As one might expect, the contrasts discussed so far are even sharper at the district level. For instance, employment generation per rural household is just about one person-day in Madhubani (Bihar) but as high as 111 days in Dungarpur district (Rajasthan). Similarly, while women's share of NREGA employment is above 80 per cent in most districts of Tamil Nadu, it is less than one per cent in five districts of Uttar Pradesh. The inter-district contrasts are illustrated in the graphic, with reference to the level of NREGA employment (measured, as before, in terms of person-days per rural household).

Behind these facts and figures is a simple yet powerful message about the NREGA. Within a year of the Act coming into force, the programme has been actively taken up in a small but significant number of districts (20 of them spent more than Rs.100 crore on NREGA in 2006-07).
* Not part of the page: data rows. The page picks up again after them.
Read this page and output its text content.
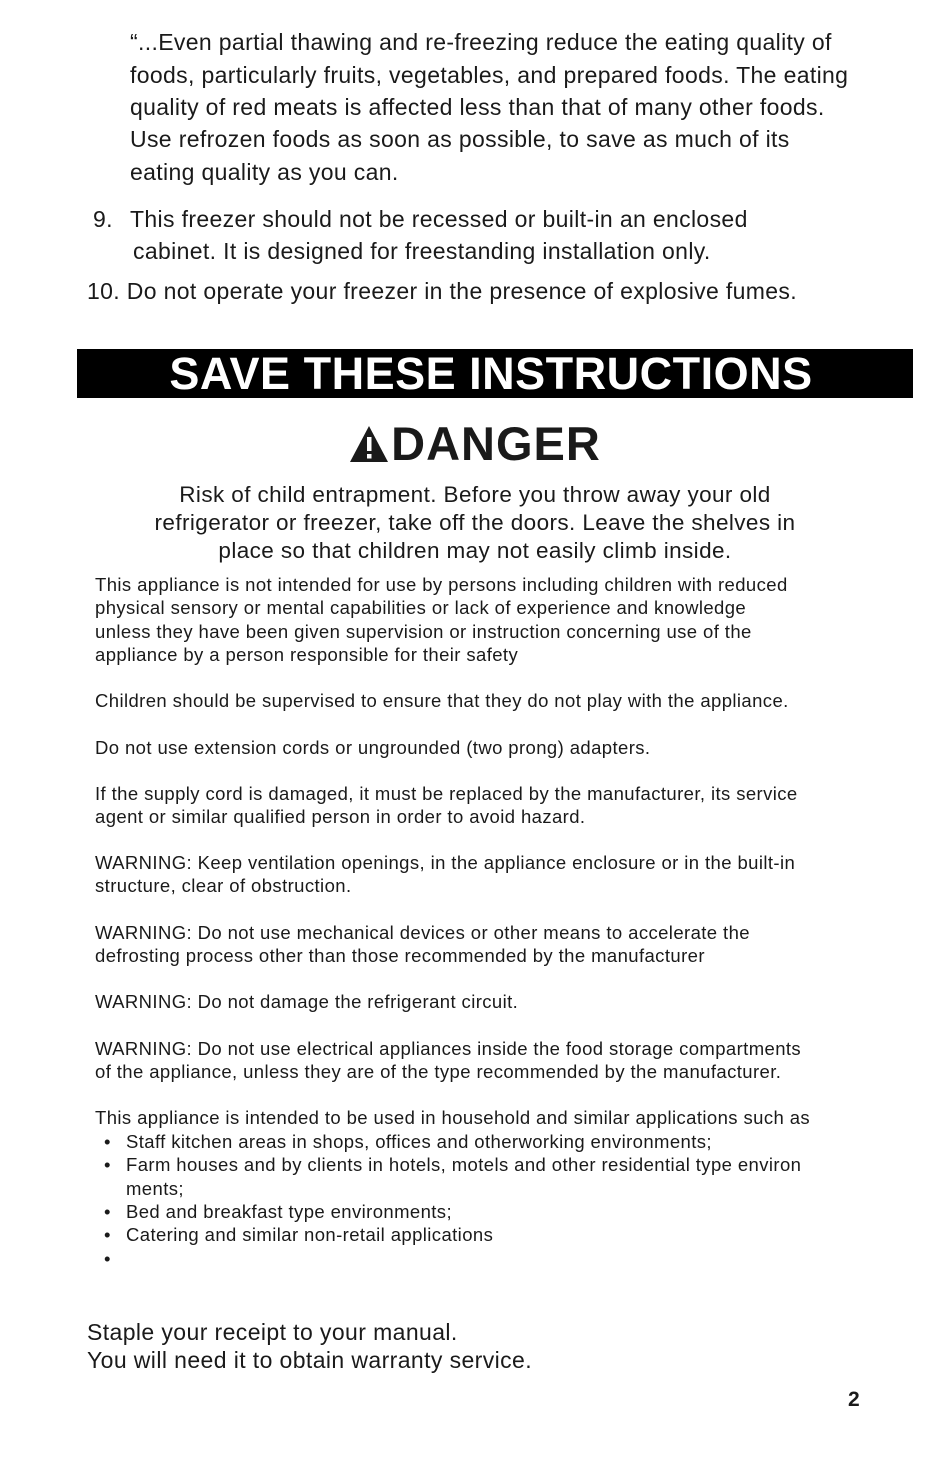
“...Even partial thawing and re-freezing reduce the eating quality of
foods, particularly fruits, vegetables, and prepared foods. The eating
quality of red meats is affected less than that of many other foods.
Use refrozen foods as soon as possible, to save as much of its
eating quality as you can.
9. This freezer should not be recessed or built-in an enclosed
cabinet. It is designed for freestanding installation only.
10. Do not operate your freezer in the presence of explosive fumes.
SAVE THESE INSTRUCTIONS
DANGER
Risk of child entrapment. Before you throw away your old
refrigerator or freezer, take off the doors. Leave the shelves in
place so that children may not easily climb inside.
This appliance is not intended for use by persons including children with reduced
physical sensory or mental capabilities or lack of experience and knowledge
unless they have been given supervision or instruction concerning use of the
appliance by a person responsible for their safety
Children should be supervised to ensure that they do not play with the appliance.
Do not use extension cords or ungrounded (two prong) adapters.
If the supply cord is damaged, it must be replaced by the manufacturer, its service
agent or similar qualified person in order to avoid hazard.
WARNING: Keep ventilation openings, in the appliance enclosure or in the built-in
structure, clear of obstruction.
WARNING: Do not use mechanical devices or other means to accelerate the
defrosting process other than those recommended by the manufacturer
WARNING: Do not damage the refrigerant circuit.
WARNING: Do not use electrical appliances inside the food storage compartments
of the appliance, unless they are of the type recommended by the manufacturer.
This appliance is intended to be used in household and similar applications such as
• Staff kitchen areas in shops, offices and otherworking environments;
• Farm houses and by clients in hotels, motels and other residential type environ
ments;
• Bed and breakfast type environments;
• Catering and similar non-retail applications
•
Staple your receipt to your manual.
You will need it to obtain warranty service.
2
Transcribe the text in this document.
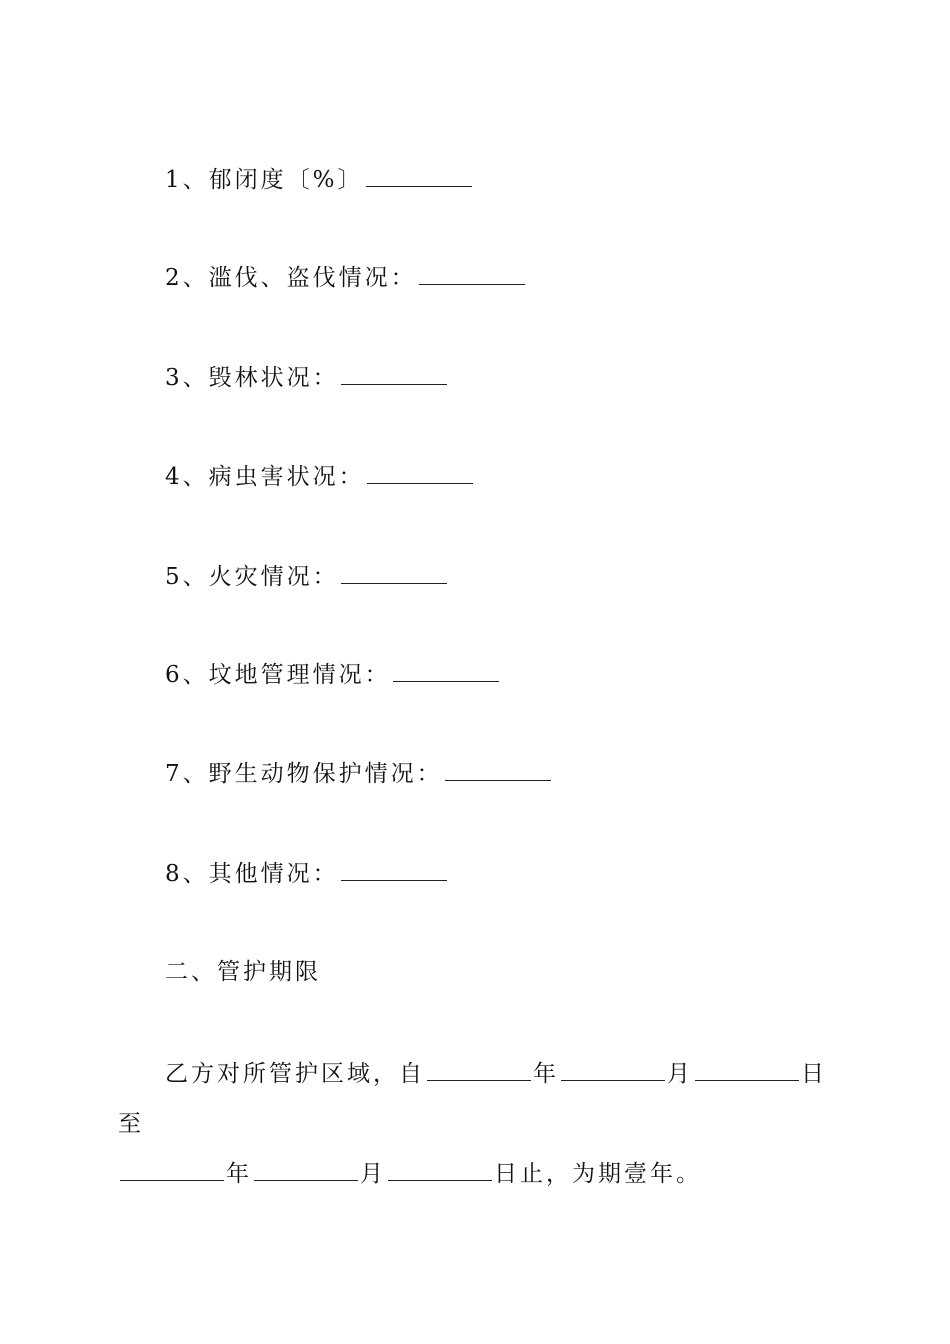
1、郁闭度〔%〕
2、滥伐、盗伐情况：
3、毁林状况：
4、病虫害状况：
5、火灾情况：
6、坟地管理情况：
7、野生动物保护情况：
8、其他情况：
二、管护期限
乙方对所管护区域，自	年	月	日至
年	月	日止，为期壹年。
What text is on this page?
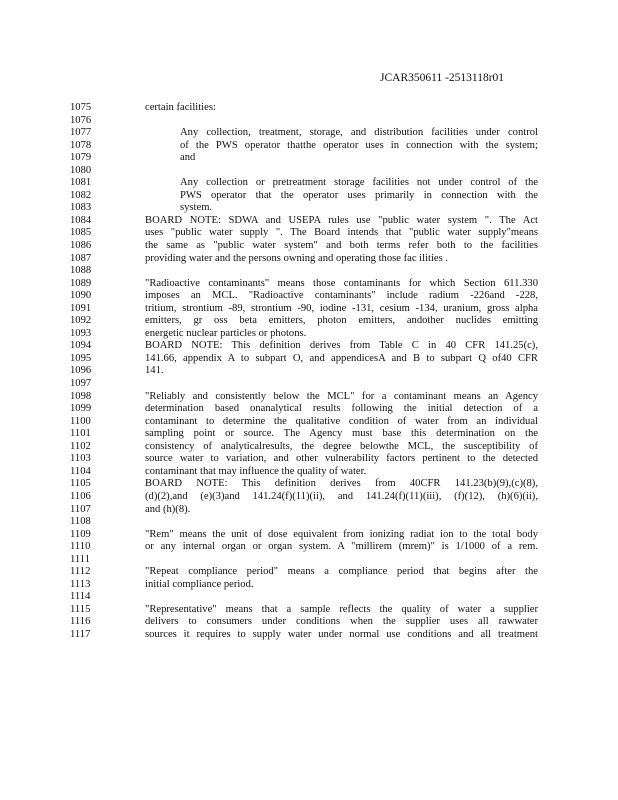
JCAR350611 -2513118r01
1075	certain facilities:
1076
1077	Any collection, treatment, storage, and distribution facilities under control
1078	of the PWS operator thatthe operator uses in connection with the system;
1079	and
1080
1081	Any collection or pretreatment storage facilities not under control of the
1082	PWS operator that the operator uses primarily in connection with the
1083	system.
1084	BOARD NOTE: SDWA and USEPA rules use "public water system ". The Act
1085	uses "public water supply ". The Board intends that "public water supply"means
1086	the same as "public water system" and both terms refer both to the facilities
1087	providing water and the persons owning and operating those fac ilities .
1088
1089	"Radioactive contaminants" means those contaminants for which Section 611.330
1090	imposes an MCL. "Radioactive contaminants" include radium -226and -228,
1091	tritium, strontium -89, strontium -90, iodine -131, cesium -134, uranium, gross alpha
1092	emitters, gr oss beta emitters, photon emitters, andother nuclides emitting
1093	energetic nuclear particles or photons.
1094	BOARD NOTE: This definition derives from Table C in 40 CFR 141.25(c),
1095	141.66, appendix A to subpart O, and appendicesA and B to subpart Q of40 CFR
1096	141.
1097
1098	"Reliably and consistently below the MCL" for a contaminant means an Agency
1099	determination based onanalytical results following the initial detection of a
1100	contaminant to determine the qualitative condition of water from an individual
1101	sampling point or source. The Agency must base this determination on the
1102	consistency of analyticalresults, the degree belowthe MCL, the susceptibility of
1103	source water to variation, and other vulnerability factors pertinent to the detected
1104	contaminant that may influence the quality of water.
1105	BOARD NOTE: This definition derives from 40CFR 141.23(b)(9),(c)(8),
1106	(d)(2),and (e)(3)and 141.24(f)(11)(ii), and 141.24(f)(11)(iii), (f)(12), (h)(6)(ii),
1107	and (h)(8).
1108
1109	"Rem" means the unit of dose equivalent from ionizing radiat ion to the total body
1110	or any internal organ or organ system. A "millirem (mrem)" is 1/1000 of a rem.
1111
1112	"Repeat compliance period" means a compliance period that begins after the
1113	initial compliance period.
1114
1115	"Representative" means that a sample reflects the quality of water a supplier
1116	delivers to consumers under conditions when the supplier uses all rawwater
1117	sources it requires to supply water under normal use conditions and all treatment
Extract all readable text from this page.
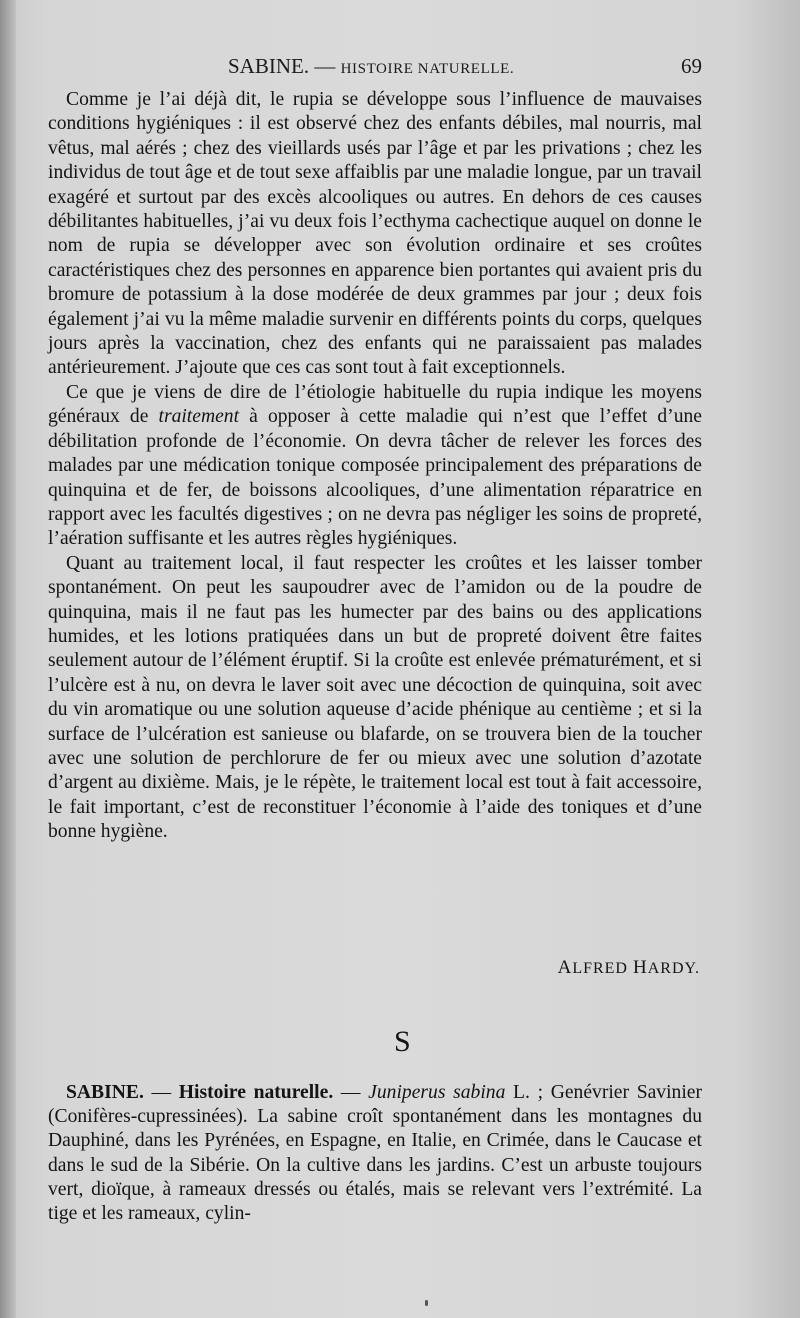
SABINE. — HISTOIRE NATURELLE.	69

Comme je l’ai déjà dit, le rupia se développe sous l’influence de mauvaises conditions hygiéniques : il est observé chez des enfants débiles, mal nourris, mal vêtus, mal aérés ; chez des vieillards usés par l’âge et par les privations ; chez les individus de tout âge et de tout sexe affaiblis par une maladie longue, par un travail exagéré et surtout par des excès alcooliques ou autres. En dehors de ces causes débilitantes habituelles, j’ai vu deux fois l’ecthyma cachectique auquel on donne le nom de rupia se développer avec son évolution ordinaire et ses croûtes caractéristiques chez des personnes en apparence bien portantes qui avaient pris du bromure de potassium à la dose modérée de deux grammes par jour ; deux fois également j’ai vu la même maladie survenir en différents points du corps, quelques jours après la vaccination, chez des enfants qui ne paraissaient pas malades antérieurement. J’ajoute que ces cas sont tout à fait exceptionnels.

Ce que je viens de dire de l’étiologie habituelle du rupia indique les moyens généraux de traitement à opposer à cette maladie qui n’est que l’effet d’une débilitation profonde de l’économie. On devra tâcher de relever les forces des malades par une médication tonique composée principalement des préparations de quinquina et de fer, de boissons alcooliques, d’une alimentation réparatrice en rapport avec les facultés digestives ; on ne devra pas négliger les soins de propreté, l’aération suffisante et les autres règles hygiéniques.

Quant au traitement local, il faut respecter les croûtes et les laisser tomber spontanément. On peut les saupoudrer avec de l’amidon ou de la poudre de quinquina, mais il ne faut pas les humecter par des bains ou des applications humides, et les lotions pratiquées dans un but de propreté doivent être faites seulement autour de l’élément éruptif. Si la croûte est enlevée prématurément, et si l’ulcère est à nu, on devra le laver soit avec une décoction de quinquina, soit avec du vin aromatique ou une solution aqueuse d’acide phénique au centième ; et si la surface de l’ulcération est sanieuse ou blafarde, on se trouvera bien de la toucher avec une solution de perchlorure de fer ou mieux avec une solution d’azotate d’argent au dixième. Mais, je le répète, le traitement local est tout à fait accessoire, le fait important, c’est de reconstituer l’économie à l’aide des toniques et d’une bonne hygiène.

ALFRED HARDY.
S

SABINE. — Histoire naturelle. — Juniperus sabina L. ; Genévrier Savinier (Conifères-cupressinées). La sabine croît spontanément dans les montagnes du Dauphiné, dans les Pyrénées, en Espagne, en Italie, en Crimée, dans le Caucase et dans le sud de la Sibérie. On la cultive dans les jardins. C’est un arbuste toujours vert, dioïque, à rameaux dressés ou étalés, mais se relevant vers l’extrémité. La tige et les rameaux, cylin-
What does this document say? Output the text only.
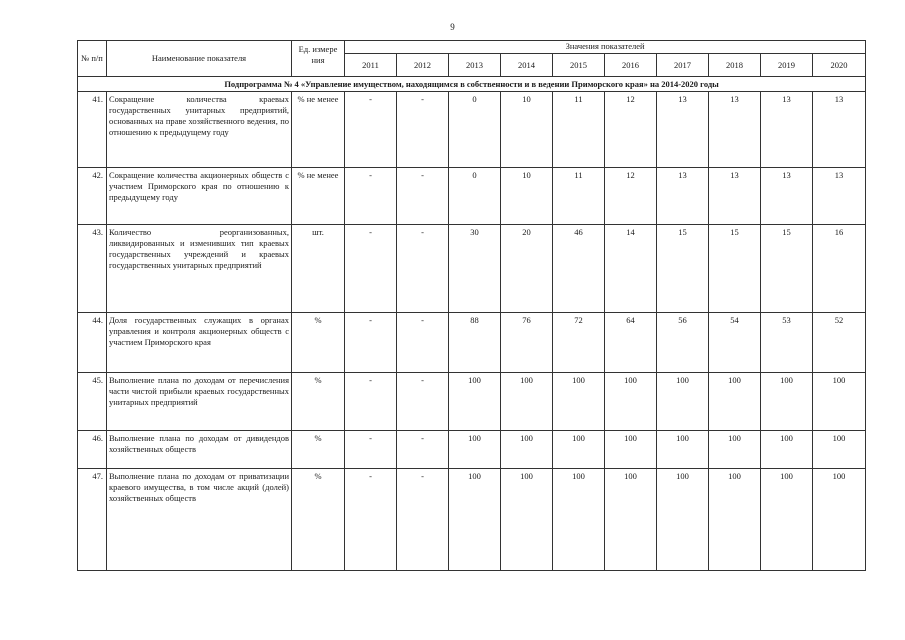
9
№ п/п	Наименование показателя	Ед. измере ния	Значения показателей									
			2011	2012	2013	2014	2015	2016	2017	2018	2019	2020
Подпрограмма № 4 «Управление имуществом, находящимся в собственности и в ведении Приморского края» на 2014-2020 годы												
41.	Сокращение количества краевых государственных унитарных предприятий, основанных на праве хозяйственного ведения, по отношению к предыдущему году	% не менее	-	-	0	10	11	12	13	13	13	13
42.	Сокращение количества акционерных обществ с участием Приморского края по отношению к предыдущему году	% не менее	-	-	0	10	11	12	13	13	13	13
43.	Количество реорганизованных, ликвидированных и изменивших тип краевых государственных учреждений и краевых государственных унитарных предприятий	шт.	-	-	30	20	46	14	15	15	15	16
44.	Доля государственных служащих в органах управления и контроля акционерных обществ с участием Приморского края	%	-	-	88	76	72	64	56	54	53	52
45.	Выполнение плана по доходам от перечисления части чистой прибыли краевых государственных унитарных предприятий	%	-	-	100	100	100	100	100	100	100	100
46.	Выполнение плана по доходам от дивидендов хозяйственных обществ	%	-	-	100	100	100	100	100	100	100	100
47.	Выполнение плана по доходам от приватизации краевого имущества, в том числе акций (долей) хозяйственных обществ	%	-	-	100	100	100	100	100	100	100	100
Further, field reports suggest that many of the anticipated benefits of employment guarantee are beginning to show in these pioneer districts: there is greater economic security, agricultural wages are rising, migration is slowing down, productive assets are being created, women have more economic independence, power equations are changing, and so on. The need of the hour is to extend these positive experiences to other districts. If Sarguja or Mandla or Banswara are able to spend more than Rs.100 crore on this programme in a single year, there is no reason why (say) Palamau or Kalahandi should not be able to do it.

Of course, it is also important to ensure that the reported expenditure levels actually correspond to "real" work and wages. Earlier employment programmes have left a long trail of fake muster rolls and embezzled money. However, there is growing evidence that firm enforcement of NREGA's extensive transparency safeguards can go a long way in preventing corruption.

Success stories in this respect are no longer confined to Rajasthan - the stronghold of India's "right to information movement". For instance, a recent verification of muster rolls in Sarguja and Koriya districts (of Chhattisgarh) conducted by students from Delhi University and Jawaharlal Nehru University, New Delhi, found that 95 per cent of the wages paid according to the muster rolls had actually been received by the concerned labourers. This is a significant achievement, especially in contrast with the massive levels of fraud observed in the same area two years ago under the NFFWP.

It would be naive to think that the long history of fraud in public works programmes has already come to an end. But recent experience shows that it is possible to remove mass corruption from NREGA. This calls for strict implementation of the transparency safeguards, as well as firm action whenever corruption is exposed. In these simple steps lies the future of the Act, and of all those for whom it is a new ray of hope.